Mariza Ruelas poses with four of her children. She says she was charged with a crime just for participating in a community Facebook group about food.

Ruelas, a mother of six whose father is from the Mexican coastal state of Colima, told the News she received a message from the undercover agent last December. He was asking her about her ceviche, a classic Latin American seafood dish and a specialty family recipe of hers.

“He just contacted me and said he was interested,” Ruelas said, noting she was asking $12 for the dish. “I just said, ‘I have a couple left over that I can sell you if you’d like.’”

Supporters who saw her story on social media plan to rally Wednesday outside the courthouse in the suburban Bay Area city, Ruelas said.

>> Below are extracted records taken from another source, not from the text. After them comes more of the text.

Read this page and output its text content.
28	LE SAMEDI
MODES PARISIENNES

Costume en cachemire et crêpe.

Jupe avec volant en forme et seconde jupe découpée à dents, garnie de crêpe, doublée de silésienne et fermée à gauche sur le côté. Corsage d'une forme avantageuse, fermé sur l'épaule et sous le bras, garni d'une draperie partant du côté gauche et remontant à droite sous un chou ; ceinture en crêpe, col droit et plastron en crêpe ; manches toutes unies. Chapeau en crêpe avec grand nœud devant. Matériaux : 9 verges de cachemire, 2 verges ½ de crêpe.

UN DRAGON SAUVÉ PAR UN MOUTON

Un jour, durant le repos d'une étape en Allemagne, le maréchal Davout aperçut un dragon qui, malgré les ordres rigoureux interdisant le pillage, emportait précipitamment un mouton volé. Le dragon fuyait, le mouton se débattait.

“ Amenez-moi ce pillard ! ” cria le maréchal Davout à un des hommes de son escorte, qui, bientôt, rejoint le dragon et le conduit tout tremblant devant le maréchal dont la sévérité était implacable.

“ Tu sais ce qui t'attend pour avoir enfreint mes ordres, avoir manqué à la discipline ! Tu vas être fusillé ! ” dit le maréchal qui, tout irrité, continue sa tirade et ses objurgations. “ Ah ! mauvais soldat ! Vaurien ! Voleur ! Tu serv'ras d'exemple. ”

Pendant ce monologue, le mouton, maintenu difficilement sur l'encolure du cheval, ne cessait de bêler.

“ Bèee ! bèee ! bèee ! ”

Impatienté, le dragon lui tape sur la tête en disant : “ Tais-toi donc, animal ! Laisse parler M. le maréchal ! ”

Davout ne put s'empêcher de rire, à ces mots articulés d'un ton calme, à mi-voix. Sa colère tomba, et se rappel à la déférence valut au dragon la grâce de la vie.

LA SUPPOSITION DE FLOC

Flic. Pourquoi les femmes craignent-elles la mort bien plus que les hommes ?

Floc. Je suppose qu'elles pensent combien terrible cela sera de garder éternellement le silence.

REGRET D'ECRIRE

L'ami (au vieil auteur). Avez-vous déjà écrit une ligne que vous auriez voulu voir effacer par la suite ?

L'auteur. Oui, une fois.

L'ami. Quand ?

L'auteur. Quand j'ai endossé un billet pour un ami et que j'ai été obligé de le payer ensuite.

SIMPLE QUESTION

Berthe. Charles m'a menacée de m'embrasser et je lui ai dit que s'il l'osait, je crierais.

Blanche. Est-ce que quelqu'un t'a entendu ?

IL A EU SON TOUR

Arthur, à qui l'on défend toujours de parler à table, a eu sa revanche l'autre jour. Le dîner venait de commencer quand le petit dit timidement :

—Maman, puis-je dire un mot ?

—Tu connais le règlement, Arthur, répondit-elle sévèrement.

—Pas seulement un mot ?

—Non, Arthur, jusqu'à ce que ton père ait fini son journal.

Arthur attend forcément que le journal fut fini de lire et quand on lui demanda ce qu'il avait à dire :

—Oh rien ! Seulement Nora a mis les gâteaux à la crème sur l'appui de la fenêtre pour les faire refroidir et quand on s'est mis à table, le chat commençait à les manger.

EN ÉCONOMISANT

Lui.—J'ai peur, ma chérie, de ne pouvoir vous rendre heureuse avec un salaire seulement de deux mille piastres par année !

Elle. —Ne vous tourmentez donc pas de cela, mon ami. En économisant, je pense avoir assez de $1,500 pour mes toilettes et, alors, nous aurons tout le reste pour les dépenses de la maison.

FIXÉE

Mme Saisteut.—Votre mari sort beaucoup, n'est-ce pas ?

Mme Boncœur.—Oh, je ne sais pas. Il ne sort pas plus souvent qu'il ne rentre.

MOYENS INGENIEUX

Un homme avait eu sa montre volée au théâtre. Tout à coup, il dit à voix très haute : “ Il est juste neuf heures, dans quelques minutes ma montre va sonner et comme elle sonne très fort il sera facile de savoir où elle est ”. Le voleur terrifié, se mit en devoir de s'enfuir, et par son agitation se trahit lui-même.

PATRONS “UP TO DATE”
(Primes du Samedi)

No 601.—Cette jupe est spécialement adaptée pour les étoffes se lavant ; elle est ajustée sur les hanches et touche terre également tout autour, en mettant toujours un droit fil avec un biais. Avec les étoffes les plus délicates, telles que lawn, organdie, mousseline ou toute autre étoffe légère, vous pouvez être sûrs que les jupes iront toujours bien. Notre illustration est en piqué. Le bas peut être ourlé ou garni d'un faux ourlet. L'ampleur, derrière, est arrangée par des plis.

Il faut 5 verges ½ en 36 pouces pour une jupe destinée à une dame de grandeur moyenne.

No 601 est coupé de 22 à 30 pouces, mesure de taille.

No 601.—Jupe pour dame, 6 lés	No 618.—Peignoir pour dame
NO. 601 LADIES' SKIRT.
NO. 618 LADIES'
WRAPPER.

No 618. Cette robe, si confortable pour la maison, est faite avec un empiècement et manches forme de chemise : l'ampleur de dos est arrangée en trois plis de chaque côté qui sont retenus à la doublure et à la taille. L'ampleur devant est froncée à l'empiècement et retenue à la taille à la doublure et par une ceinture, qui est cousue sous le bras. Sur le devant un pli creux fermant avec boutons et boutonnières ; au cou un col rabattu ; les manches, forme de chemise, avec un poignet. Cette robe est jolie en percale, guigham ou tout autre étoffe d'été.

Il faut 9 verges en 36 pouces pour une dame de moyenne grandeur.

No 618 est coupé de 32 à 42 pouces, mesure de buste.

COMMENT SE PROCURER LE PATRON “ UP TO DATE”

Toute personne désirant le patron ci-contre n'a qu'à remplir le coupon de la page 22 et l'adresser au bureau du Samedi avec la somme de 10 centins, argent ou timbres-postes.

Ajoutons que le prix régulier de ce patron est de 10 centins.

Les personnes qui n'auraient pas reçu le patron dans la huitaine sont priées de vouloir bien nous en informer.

She wrote on her GoFundMe page, which had raised over $1,400 by Monday afternoon. that she plans to consider opening a small restaurant after her case is over.

She just thinks the prosecutor’s office could have used its resources for better purposes, she said.

“They have hundreds of unsolved murders. There’s shootings daily,” Ruelas said. “It was outrageous that they would focus so much time. It was very upsetting.”

Ruelas provided this picture of her ceviche, a family recipe and one of her specialties. She said the undercover investigator wanted to buy one serving for $12.

She rejected prosecutors’ offer of three years of probation, a $235 fine and community service in part because other people from the group received just one year of probation, she said. Yet Adams said she got an offer with the longer term because she kept selling food on Facebook.

“Even after being charged, she continued to offer food,” Adams said. “There’s a lot more to her story than she’s revealing.”

Ruelas denied that she kept trying to sell her food, and she said the group has long since shut down. She doesn’t even know what happened to the ceviche in question, she said.